The suggestion is to add a timestamp or a counter column to a natural primary key for cases when natural primary key column can't be assumed to be unique. By definition, this means the supposed natural key is not a candidate key for the table.

It's not unusual for a table to have no good choice of columns that can be assured to be unique. In these cases, a pseudokey based on an auto-inc mechanism is a standard solution.

UUID

The suggestion is to use a globally unique UUID as a primary key.

"To save space and minimize the impact on index block consumption UUIDs should be stored as binary(16) values instead of the Char(36) form they are usually seen."

Even when stored as binary, a UUID requires more space than an INT (4 bytes) or BIGINT (8 bytes). Keep in mind that primary key values are internally appended to every secondary index, so it's not merely double the space, it scales up with the number of indexes your tables have. This doesn't sound like you're saving space.

"...they do not require table locks..."

It's worse than that. MySQL's UUID() function is implemented with an internal global lock, instead of a table lock. It's very brief of course, but in theory you can get contention. This contention might even be worse than the auto-inc table lock, because the same global lock is needed by all tables on the MySQL instance for which you generate a UUID.

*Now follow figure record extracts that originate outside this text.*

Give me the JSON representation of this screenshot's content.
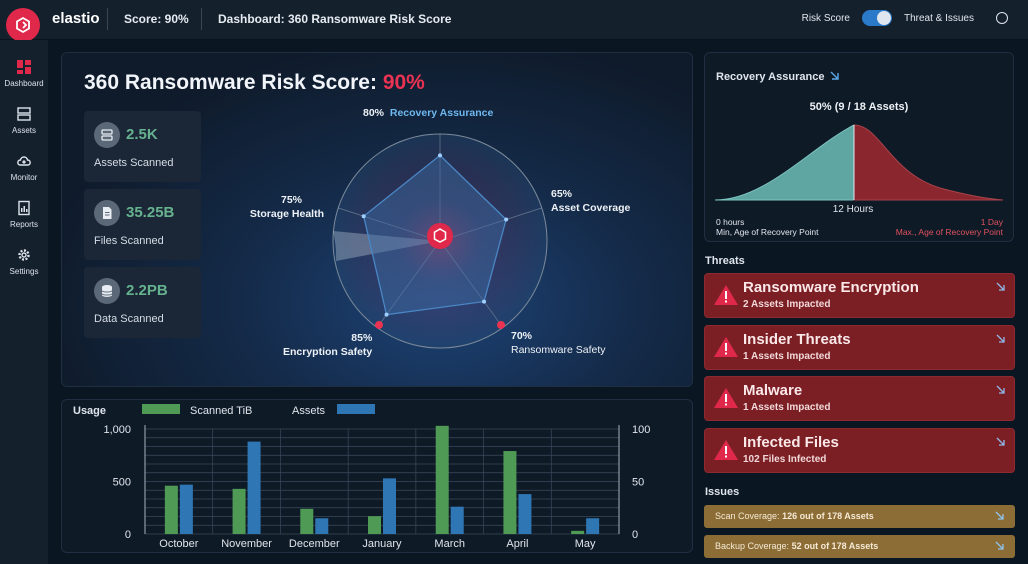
{
  "app": {
    "brand": "elastio"
  },
  "topbar": {
    "score": "Score: 90%",
    "dashboard_title": "Dashboard: 360 Ransomware Risk Score",
    "toggle_left": "Risk Score",
    "toggle_right": "Threat & Issues",
    "toggle_on": true
  },
  "sidebar": {
    "items": [
      {
        "label": "Dashboard",
        "icon": "dashboard-icon",
        "active": true
      },
      {
        "label": "Assets",
        "icon": "assets-icon"
      },
      {
        "label": "Monitor",
        "icon": "monitor-icon"
      },
      {
        "label": "Reports",
        "icon": "reports-icon"
      },
      {
        "label": "Settings",
        "icon": "gear-icon"
      }
    ]
  },
  "hero": {
    "title": "360 Ransomware Risk Score:",
    "score": "90%",
    "stats": [
      {
        "value": "2.5K",
        "label": "Assets Scanned",
        "icon": "server-icon"
      },
      {
        "value": "35.25B",
        "label": "Files Scanned",
        "icon": "file-icon"
      },
      {
        "value": "2.2PB",
        "label": "Data Scanned",
        "icon": "database-icon"
      }
    ],
    "radar": [
      {
        "pct": "80%",
        "name": "Recovery Assurance",
        "value": 80
      },
      {
        "pct": "65%",
        "name": "Asset Coverage",
        "value": 65
      },
      {
        "pct": "70%",
        "name": "Ransomware Safety",
        "value": 70
      },
      {
        "pct": "85%",
        "name": "Encryption Safety",
        "value": 85
      },
      {
        "pct": "75%",
        "name": "Storage Health",
        "value": 75
      }
    ]
  },
  "usage": {
    "title": "Usage",
    "legend": [
      "Scanned TiB",
      "Assets"
    ],
    "colors": {
      "scanned": "#4f9a55",
      "assets": "#2f77b4",
      "accent": "#ea3352"
    }
  },
  "chart_data": {
    "type": "bar",
    "categories": [
      "October",
      "November",
      "December",
      "January",
      "March",
      "April",
      "May"
    ],
    "series": [
      {
        "name": "Scanned TiB",
        "axis": "left",
        "values": [
          460,
          430,
          240,
          170,
          1030,
          790,
          30
        ]
      },
      {
        "name": "Assets",
        "axis": "right",
        "values": [
          47,
          88,
          15,
          53,
          26,
          38,
          15
        ]
      }
    ],
    "y_left": {
      "ticks": [
        "0",
        "500",
        "1,000"
      ],
      "range": [
        0,
        1000
      ]
    },
    "y_right": {
      "ticks": [
        "0",
        "50",
        "100"
      ],
      "range": [
        0,
        100
      ]
    },
    "grid": true,
    "legend_position": "top-left"
  },
  "recovery": {
    "title": "Recovery Assurance",
    "summary": "50% (9 / 18 Assets)",
    "center": "12 Hours",
    "left_top": "0 hours",
    "left_bottom": "Min, Age of Recovery Point",
    "right_top": "1 Day",
    "right_bottom": "Max., Age of Recovery Point",
    "colors": {
      "left": "#5fa6a3",
      "right": "#8a262e"
    }
  },
  "threats": {
    "title": "Threats",
    "items": [
      {
        "title": "Ransomware Encryption",
        "sub": "2 Assets Impacted"
      },
      {
        "title": "Insider Threats",
        "sub": "1 Assets Impacted"
      },
      {
        "title": "Malware",
        "sub": "1 Assets Impacted"
      },
      {
        "title": "Infected Files",
        "sub": "102 Files Infected"
      }
    ]
  },
  "issues": {
    "title": "Issues",
    "items": [
      {
        "label": "Scan Coverage:",
        "value": "126 out of 178 Assets"
      },
      {
        "label": "Backup Coverage:",
        "value": "52 out of 178 Assets"
      }
    ]
  }
}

The fact that UUID doesn't insert in key order is actually a big deal for insert performance under high load. This can be mitigated by reformatting the UUID as described by Karthik Appigatla in 2014, but this is not default behavior and it's not widely used.

Random insert order also leads to fragmentation in the clustered index and less locality of pages in the buffer pool. Michael Coburn showed this in an excellent blog post in 2015: Illustrating Primary Key models in InnoDB and their impact on disk usage.

MySQL tables have no way to generate a UUID automatically. You would have to write a trigger to do this, or more application code. You would have to write a separate trigger for every table that uses a UUID. This is a lot more work than simply declaring your primary key column with the AUTO_INCREMENT option.

UUIDs have their uses. They are most useful for distributed applications that need to generate globally unique values, without central coordination. Aside from that use, UUIDs are more trouble than they're worth.

Custom Key Generator

The suggestion is to use some other software as a central generator for creating primary key values atomically and without duplicates. This can work, but it's operational complexity and overhead to run another software service just for generating id values. It's a single point of failure. How will you explain to your CIO that the database is running fine, but the applications still can't load any data because the Snowflake server went down?

Besides, other customer key generators are unlikely to have the same ACID reliability as InnoDB. If your key-generator service ever restarts, how do ensure it has not lost its place in the sequence of values it generates?

Conclusion

Like all software, using MySQL's auto-increment feature requires some expertise and understanding to be used in the best way. Every feature has appropriate uses, as well as some edge cases where we should use a different mechanism.

But it's bad advice to conclude from this that we need to avoid using the feature altogether. For the majority of cases, it's a simple, effective, and efficient solution.